The protagonist applies their new worldview to transform the world, the relationships, or themselves.
15. Final Image (100%)
A closing snapshot that contrasts with the Opening Image.
Shows the visible proof that something fundamental has changed.
How This Fits Writers Factory
For the MVP, your Beat_Sheet.md asks you to sketch a sentence or two for each of the 15 beats, along with approximate percentages (e.g., Catalyst around 10%, Midpoint around 50%). This gives the system a clear backbone without demanding complex outlining skills.
In Architect Mode
- Uses these beats to align concept generation
- Checks that you have a complete structural spine before passing the Gate to Voice Calibration
- Generates your initial
Beat_Sheet.mdas part of Story Bible creation
In Director Mode
- Individual scenes can be anchored to specific beats
- Your “Fun and Games” scenes feel different from your “Dark Night of the Soul” scenes
- The system provides beat-specific context and scaffolding for scene generation
- Beat files live in
Structure/Beats/01_Opening_Image.mdthrough15_Final_Image.md
Key Principles
Beats are Tags, Not Constraints: You don’t have to write exactly one scene per beat. You can:
- Write multiple scenes for a single beat (especially long beats like “Fun and Games”)
- Skip beats if your story doesn’t need them
- Return to beats out of order during drafting
Structure Enables Freedom: Having this map doesn’t restrict your creativity—it gives you a safety net. You always know where you are in the story arc and what emotional/structural work needs to happen next.
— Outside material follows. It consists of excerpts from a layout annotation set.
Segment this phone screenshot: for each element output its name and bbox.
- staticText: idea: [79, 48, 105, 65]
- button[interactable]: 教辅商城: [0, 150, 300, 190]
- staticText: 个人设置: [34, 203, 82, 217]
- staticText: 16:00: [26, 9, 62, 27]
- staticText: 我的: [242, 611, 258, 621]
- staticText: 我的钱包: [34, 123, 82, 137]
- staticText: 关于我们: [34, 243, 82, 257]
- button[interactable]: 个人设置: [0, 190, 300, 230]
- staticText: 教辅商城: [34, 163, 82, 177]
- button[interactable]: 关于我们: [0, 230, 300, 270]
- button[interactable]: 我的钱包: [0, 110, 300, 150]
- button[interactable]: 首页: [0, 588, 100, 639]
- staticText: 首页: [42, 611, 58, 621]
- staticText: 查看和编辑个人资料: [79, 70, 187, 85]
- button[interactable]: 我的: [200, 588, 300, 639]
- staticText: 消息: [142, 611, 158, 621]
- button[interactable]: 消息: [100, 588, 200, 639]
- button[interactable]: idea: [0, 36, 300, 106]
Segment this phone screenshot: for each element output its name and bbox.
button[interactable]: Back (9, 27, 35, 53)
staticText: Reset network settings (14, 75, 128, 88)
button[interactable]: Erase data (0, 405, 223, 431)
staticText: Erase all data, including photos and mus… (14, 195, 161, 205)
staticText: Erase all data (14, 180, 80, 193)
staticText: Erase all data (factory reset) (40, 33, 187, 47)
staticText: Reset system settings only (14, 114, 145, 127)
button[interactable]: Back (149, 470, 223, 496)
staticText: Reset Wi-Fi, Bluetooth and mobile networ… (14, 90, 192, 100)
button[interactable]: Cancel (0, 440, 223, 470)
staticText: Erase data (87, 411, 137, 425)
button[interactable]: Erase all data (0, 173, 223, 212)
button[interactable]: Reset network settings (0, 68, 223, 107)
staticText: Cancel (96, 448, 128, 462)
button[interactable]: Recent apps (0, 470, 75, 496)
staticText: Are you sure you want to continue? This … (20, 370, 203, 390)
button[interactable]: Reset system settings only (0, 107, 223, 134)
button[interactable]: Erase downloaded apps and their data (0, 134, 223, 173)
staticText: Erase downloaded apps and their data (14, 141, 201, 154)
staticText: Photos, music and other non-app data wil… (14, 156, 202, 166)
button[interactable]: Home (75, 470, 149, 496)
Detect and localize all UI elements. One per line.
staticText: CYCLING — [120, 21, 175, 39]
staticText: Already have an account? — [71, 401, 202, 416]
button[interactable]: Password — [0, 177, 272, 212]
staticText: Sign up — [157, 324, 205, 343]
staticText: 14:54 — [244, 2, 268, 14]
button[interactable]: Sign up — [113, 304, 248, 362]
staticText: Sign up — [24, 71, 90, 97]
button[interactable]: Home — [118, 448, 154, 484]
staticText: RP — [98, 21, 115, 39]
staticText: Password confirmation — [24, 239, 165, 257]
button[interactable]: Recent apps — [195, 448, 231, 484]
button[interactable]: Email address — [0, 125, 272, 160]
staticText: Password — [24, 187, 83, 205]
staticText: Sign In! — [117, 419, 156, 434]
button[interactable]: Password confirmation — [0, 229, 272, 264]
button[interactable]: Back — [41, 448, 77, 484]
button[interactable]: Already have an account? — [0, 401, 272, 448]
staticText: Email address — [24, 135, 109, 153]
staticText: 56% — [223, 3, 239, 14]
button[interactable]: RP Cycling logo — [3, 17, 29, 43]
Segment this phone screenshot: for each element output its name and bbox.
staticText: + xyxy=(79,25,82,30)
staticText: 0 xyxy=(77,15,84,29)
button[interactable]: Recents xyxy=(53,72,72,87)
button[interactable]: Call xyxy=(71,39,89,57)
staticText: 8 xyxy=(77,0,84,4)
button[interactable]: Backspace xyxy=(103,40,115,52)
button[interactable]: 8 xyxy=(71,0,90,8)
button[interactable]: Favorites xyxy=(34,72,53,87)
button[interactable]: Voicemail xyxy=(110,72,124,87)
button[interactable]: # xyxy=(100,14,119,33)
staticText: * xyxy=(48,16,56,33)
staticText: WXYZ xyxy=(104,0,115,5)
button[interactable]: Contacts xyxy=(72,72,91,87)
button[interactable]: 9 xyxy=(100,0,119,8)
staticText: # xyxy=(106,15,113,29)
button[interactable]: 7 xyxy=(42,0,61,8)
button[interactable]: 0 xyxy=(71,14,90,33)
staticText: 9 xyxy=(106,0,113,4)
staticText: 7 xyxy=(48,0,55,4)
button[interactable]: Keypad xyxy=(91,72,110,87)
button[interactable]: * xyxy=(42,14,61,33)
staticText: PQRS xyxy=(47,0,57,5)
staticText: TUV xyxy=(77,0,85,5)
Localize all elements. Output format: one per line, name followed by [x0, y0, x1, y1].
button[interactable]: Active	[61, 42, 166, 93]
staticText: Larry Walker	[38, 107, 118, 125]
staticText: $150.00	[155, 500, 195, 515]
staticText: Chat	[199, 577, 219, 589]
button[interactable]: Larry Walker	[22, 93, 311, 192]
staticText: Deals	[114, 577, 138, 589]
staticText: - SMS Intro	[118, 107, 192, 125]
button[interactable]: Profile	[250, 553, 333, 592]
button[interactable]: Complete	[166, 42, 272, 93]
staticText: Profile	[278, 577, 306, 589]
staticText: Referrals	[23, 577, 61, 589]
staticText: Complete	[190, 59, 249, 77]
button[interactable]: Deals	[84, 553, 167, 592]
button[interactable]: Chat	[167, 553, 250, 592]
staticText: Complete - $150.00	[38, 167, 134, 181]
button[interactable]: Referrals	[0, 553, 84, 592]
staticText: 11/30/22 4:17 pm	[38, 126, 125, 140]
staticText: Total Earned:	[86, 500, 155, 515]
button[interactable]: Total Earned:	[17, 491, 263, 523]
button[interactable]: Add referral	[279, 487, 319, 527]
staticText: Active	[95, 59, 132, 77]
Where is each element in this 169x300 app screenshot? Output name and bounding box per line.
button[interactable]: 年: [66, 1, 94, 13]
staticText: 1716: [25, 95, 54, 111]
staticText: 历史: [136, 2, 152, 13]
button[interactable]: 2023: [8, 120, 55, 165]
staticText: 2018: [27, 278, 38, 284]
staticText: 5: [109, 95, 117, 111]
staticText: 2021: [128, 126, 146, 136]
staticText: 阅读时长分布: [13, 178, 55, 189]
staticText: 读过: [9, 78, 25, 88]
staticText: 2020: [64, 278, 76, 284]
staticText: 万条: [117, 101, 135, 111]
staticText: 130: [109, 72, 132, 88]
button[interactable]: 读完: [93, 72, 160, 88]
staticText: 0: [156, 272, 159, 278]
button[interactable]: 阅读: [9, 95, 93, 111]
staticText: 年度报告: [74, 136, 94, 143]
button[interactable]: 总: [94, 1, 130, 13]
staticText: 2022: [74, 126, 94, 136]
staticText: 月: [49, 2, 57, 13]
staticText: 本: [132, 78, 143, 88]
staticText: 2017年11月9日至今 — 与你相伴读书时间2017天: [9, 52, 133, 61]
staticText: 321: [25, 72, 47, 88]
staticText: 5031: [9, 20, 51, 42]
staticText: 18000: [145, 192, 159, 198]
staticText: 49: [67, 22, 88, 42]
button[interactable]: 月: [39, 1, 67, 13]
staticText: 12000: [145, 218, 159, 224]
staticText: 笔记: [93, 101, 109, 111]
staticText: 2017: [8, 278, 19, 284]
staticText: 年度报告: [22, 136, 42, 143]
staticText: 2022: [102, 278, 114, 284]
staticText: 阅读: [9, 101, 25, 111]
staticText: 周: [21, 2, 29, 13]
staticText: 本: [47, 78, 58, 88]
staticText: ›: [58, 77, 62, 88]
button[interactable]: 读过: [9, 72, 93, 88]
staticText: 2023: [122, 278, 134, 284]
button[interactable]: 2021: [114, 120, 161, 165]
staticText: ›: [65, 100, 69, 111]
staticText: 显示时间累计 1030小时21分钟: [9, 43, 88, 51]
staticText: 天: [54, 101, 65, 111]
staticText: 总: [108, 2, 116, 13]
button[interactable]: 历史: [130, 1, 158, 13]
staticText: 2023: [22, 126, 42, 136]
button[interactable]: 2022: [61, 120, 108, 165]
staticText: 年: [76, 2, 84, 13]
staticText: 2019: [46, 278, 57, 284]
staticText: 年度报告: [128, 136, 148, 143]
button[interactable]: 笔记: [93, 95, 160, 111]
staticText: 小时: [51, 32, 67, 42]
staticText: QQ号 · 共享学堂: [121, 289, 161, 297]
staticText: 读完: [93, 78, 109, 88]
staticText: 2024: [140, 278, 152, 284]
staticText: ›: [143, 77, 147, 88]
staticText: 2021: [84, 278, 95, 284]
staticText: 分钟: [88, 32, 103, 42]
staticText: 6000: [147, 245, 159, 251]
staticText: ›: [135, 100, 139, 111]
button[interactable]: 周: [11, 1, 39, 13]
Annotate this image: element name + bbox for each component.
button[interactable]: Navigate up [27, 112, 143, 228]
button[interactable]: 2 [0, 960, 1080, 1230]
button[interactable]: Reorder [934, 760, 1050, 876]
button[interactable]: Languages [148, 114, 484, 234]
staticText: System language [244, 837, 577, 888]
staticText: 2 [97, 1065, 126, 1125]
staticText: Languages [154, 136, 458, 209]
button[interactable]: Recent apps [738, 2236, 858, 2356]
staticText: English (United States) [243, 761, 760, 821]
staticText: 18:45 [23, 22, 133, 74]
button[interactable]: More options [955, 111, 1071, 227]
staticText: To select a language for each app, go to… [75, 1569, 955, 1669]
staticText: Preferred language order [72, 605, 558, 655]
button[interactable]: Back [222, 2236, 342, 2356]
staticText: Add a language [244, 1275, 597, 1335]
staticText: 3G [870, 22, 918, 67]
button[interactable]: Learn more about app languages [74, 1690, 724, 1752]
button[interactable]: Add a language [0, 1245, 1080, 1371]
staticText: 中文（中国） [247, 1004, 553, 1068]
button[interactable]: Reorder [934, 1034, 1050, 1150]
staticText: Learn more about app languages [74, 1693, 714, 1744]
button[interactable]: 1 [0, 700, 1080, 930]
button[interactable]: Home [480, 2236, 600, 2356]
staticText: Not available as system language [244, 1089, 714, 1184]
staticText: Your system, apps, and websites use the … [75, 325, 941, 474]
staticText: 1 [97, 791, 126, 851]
Percentages are Guidelines: The percentages show where beats typically land in a well-paced story, but they’re flexible. A 100,000-word epic fantasy will hit beats differently than a tight 60,000-word thriller.
Why Save the Cat?
Among the many story structure frameworks (Hero’s Journey, Three-Act, Seven-Point, etc.), Save the Cat has three advantages for AI-assisted writing:
- Granular: 15 beats give the LLM more specific context than vague “rising action” labels
- Emotional: Each beat has a clear emotional/psychological function, not just plot mechanics
- Universal: Works across genres from romance to sci-fi to literary fiction
The Writers Factory cognitive system uses this structure as a shared language between you and the AI, ensuring that when you’re writing “Dark Night of the Soul,” the system understands you need introspection, not action.
Three-Act Mapping
For those familiar with traditional three-act structure:
| Act | Beats | Percentage |
|---|---|---|
| Act I: Setup | Opening Image through Break into Two | 0-20% |
| Act II: Confrontation | B Story through Break into Three | 20-80% |
| Act III: Resolution | Finale and Final Image | 80-100% |
The 15-beat system is essentially a more detailed map of the same territory, giving you clearer signposts along the journey.
Next Steps
Once you understand this structure:
- Story Bible Creation: The interview or NotebookLM research path will generate your initial beat sheet
- Beat Refinement: Review and adjust the beats to fit your specific story
- Voice Calibration: Your voice tournament will use beat context to generate authentic samples
- Director Mode: Start writing scenes anchored to specific beats
The structure is your compass, not your prison. Use it to orient yourself when you’re lost, but trust your instincts when you know where you’re going.